Great. But I don't want this to be permanent because at some point the files wont be in the database anymore.
So I forked the project to better adapt it to my needs. The first step was to preserve the file name/file path in the model, because later I want to create a management command that will dump the files back to the filesystem so I can push the project in production.
But since I preserved the filename, including the full relative path it introduced another problem: serving the files. The files URLs cannot change or else it will break many things. It was a big issue, because I used the media folder not only to store user uploaded files, but also to store cached thumbnails generated by easy_thumbnails.
So in short, I needed a way to use paths like this one: /media/cache/uploads/blog/photo-1.jpg which uses files directly stored on the filesystem and /media/uploads/blog/photo-1.jpg which
fetch a file from the database.
It turns out that resolving this issue was easier than I expected. I just changed the way I serve static files.

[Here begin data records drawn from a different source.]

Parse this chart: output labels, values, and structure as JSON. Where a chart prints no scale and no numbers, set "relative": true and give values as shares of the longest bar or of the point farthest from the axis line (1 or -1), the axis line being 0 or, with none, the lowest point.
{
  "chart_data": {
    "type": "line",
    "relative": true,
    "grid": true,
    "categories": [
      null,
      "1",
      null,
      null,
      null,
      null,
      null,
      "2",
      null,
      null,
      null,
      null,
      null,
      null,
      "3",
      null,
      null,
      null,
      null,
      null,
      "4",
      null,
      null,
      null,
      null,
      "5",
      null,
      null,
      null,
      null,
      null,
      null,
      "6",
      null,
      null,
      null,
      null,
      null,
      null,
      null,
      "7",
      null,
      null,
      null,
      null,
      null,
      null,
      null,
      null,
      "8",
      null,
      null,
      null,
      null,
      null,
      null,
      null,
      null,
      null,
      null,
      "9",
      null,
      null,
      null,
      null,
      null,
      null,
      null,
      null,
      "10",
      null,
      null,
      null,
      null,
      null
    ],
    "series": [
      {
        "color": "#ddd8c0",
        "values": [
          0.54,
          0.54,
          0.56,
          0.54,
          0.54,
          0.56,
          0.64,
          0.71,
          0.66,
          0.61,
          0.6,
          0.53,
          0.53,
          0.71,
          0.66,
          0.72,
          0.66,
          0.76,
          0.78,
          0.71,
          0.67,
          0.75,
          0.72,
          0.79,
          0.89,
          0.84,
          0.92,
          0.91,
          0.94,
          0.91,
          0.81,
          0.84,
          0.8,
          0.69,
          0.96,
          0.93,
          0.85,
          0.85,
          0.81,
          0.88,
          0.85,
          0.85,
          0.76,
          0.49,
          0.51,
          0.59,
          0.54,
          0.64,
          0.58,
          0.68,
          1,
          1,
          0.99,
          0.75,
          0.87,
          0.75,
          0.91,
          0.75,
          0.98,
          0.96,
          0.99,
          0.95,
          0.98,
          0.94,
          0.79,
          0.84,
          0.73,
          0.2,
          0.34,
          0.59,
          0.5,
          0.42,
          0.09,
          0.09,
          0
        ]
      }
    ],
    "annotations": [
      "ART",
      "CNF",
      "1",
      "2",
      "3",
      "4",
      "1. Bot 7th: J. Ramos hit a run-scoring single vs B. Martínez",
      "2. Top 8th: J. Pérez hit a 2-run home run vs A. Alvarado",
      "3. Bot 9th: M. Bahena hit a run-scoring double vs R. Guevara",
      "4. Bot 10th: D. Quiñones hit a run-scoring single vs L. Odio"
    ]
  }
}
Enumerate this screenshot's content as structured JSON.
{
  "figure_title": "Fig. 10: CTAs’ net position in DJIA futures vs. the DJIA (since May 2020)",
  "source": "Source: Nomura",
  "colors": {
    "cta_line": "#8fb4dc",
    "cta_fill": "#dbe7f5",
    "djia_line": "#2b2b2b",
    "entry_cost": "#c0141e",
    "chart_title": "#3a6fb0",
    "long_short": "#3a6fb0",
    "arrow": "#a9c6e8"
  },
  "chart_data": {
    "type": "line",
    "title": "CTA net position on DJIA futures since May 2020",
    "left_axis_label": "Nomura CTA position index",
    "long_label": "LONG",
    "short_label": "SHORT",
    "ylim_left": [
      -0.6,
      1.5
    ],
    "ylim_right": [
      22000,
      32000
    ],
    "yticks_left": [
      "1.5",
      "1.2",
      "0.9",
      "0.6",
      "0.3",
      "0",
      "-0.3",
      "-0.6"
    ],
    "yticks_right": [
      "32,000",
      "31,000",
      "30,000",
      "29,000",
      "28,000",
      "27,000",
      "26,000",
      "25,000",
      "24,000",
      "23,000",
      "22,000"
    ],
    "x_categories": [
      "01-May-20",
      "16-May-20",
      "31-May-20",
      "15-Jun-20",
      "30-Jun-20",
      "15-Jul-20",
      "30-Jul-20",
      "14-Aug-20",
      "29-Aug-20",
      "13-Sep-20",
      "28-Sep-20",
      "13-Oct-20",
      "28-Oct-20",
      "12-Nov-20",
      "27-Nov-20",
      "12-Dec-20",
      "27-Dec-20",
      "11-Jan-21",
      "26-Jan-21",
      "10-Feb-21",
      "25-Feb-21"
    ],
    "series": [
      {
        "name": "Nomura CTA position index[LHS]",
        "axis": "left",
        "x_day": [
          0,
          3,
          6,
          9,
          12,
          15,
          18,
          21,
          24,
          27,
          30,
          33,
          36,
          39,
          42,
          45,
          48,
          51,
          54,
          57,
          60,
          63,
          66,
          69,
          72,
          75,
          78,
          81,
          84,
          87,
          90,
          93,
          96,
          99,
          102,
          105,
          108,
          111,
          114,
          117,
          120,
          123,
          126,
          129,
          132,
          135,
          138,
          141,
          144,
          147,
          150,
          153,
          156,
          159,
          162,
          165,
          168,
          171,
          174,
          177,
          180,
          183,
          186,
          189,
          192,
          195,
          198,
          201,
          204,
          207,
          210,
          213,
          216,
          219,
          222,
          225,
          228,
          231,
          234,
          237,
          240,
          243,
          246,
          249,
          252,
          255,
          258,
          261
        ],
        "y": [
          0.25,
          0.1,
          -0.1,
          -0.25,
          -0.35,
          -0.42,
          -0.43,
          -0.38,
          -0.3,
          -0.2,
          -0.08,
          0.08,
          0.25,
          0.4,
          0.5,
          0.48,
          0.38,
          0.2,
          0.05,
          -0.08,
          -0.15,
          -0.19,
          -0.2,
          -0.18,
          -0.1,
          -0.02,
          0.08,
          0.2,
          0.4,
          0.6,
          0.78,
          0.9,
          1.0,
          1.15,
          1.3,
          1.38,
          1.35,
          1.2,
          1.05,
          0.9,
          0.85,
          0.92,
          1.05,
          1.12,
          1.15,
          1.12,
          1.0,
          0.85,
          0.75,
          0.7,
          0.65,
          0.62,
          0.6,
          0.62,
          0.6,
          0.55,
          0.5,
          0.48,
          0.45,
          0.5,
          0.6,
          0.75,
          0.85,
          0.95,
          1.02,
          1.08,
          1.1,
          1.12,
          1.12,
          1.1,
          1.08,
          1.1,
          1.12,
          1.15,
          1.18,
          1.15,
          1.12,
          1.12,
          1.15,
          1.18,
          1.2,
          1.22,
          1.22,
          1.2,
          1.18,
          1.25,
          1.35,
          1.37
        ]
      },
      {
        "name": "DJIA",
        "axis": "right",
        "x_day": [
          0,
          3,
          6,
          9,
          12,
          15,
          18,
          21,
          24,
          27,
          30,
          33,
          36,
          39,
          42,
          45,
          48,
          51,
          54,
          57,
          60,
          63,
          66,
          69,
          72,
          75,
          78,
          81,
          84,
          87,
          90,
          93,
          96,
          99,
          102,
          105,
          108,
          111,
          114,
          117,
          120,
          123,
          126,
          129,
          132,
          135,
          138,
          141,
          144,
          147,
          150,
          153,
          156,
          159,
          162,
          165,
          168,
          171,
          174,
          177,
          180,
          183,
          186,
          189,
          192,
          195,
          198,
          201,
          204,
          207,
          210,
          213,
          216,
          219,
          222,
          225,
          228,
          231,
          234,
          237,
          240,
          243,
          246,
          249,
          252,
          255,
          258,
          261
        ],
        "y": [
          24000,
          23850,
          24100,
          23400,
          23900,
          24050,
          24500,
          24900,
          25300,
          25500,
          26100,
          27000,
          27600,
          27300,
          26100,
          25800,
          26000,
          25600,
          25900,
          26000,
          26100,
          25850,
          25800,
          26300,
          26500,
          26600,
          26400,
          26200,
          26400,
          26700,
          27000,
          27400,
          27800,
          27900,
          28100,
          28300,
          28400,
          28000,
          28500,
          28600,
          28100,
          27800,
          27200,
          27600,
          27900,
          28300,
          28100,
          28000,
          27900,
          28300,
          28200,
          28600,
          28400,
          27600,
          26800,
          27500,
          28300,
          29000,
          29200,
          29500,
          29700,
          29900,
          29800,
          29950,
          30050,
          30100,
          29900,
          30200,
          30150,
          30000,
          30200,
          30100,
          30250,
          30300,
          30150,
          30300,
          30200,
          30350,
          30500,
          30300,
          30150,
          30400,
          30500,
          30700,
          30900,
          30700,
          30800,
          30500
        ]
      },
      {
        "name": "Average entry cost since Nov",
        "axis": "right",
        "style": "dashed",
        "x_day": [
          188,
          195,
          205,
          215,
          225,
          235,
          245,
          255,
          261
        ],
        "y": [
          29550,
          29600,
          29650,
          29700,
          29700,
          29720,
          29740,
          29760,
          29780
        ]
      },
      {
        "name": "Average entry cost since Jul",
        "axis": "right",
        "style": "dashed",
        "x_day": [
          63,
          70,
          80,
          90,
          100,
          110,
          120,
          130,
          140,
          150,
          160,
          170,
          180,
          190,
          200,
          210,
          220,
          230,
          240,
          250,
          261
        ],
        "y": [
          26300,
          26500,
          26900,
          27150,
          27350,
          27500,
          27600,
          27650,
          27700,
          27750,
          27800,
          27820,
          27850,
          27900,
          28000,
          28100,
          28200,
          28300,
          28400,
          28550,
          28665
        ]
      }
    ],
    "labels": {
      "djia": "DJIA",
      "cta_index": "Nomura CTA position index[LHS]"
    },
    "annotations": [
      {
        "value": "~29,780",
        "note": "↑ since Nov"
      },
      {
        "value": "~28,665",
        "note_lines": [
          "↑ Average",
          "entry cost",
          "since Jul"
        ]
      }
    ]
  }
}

Now my urls.py it looks like this:
if 'database_files' in settings.INSTALLED_APPS:
urlpatterns += patterns('',
url(r'^%s(.*)$' % settings.MEDIA_URL[1:], 'database_files.views.serve',
{'document_root': 'media'}, name='database_file'),)
else:
urlpatterns += patterns('', (r'^%s(.*)$' % settings.MEDIA_URL[1:],
'django.views.static.serve', {'document_root': 'media'}),)
In short, if database_files is installed, it will serve static files with a custom serve method that will check if the file exists on the filesystem before serving them.
If the file doesn't exists, it will look for it in the database and writes it on the filesystem if it exists before calling the original django static serve.
If the files doesn't exists neither on the filesystem nor the database, the original static serve method raise a 404 as it would normally do.
Now the only thing I have left to do is implement last modified date to perform cache invalidation. Win.
It's almost a good enough solution to use even in production (for small projects of course), since the database would not be used to serve files at any point, it would just be used to create or update the cached files.

My solution is currently half implemented, at this point it works but I still need to implement cache invalidation and test it thoroughly. I decided to blog about it early because I wanted to have some feedbacks, maybe there's some points or solution I did not consider.
Cheers
I'm struggling to understand your scenario.
You say you are sharing the database, but not content?
That seems very bizarre, and is probably why you got little response from the community. The normal setup would be:
1) You have a development machine, with its own source code, uploaded media files and database.
2) You have a production machine, which is the live site, with its own source code, uploaded media files and database.
3) You deploy from development to production (possibly with 'staging' in between), and this process takes care of updating source code (which includes static media files) and database. You can do it one command, so it is not a chore.
So, if you want to see what the client is doing, you have a look at the production site (or possibly staging) which looks exactly the same for you both, since it is one site.
The development and production should never meet. But it seems like your setup is quite different from this.
I also can't understand why you would be having merge conflicts from user uploaded files. If the file is user uploaded, then the user's version is the only one that counts, so if you want a copy of the live site, you periodically download both a database dump and all the user files, overwriting what you have on development. The only time the developer should be editing media files is if they are 'static' and under source control. If your client is also editing them, you will obviously need to cooperate, but that doesn't seem to be what you are talking about.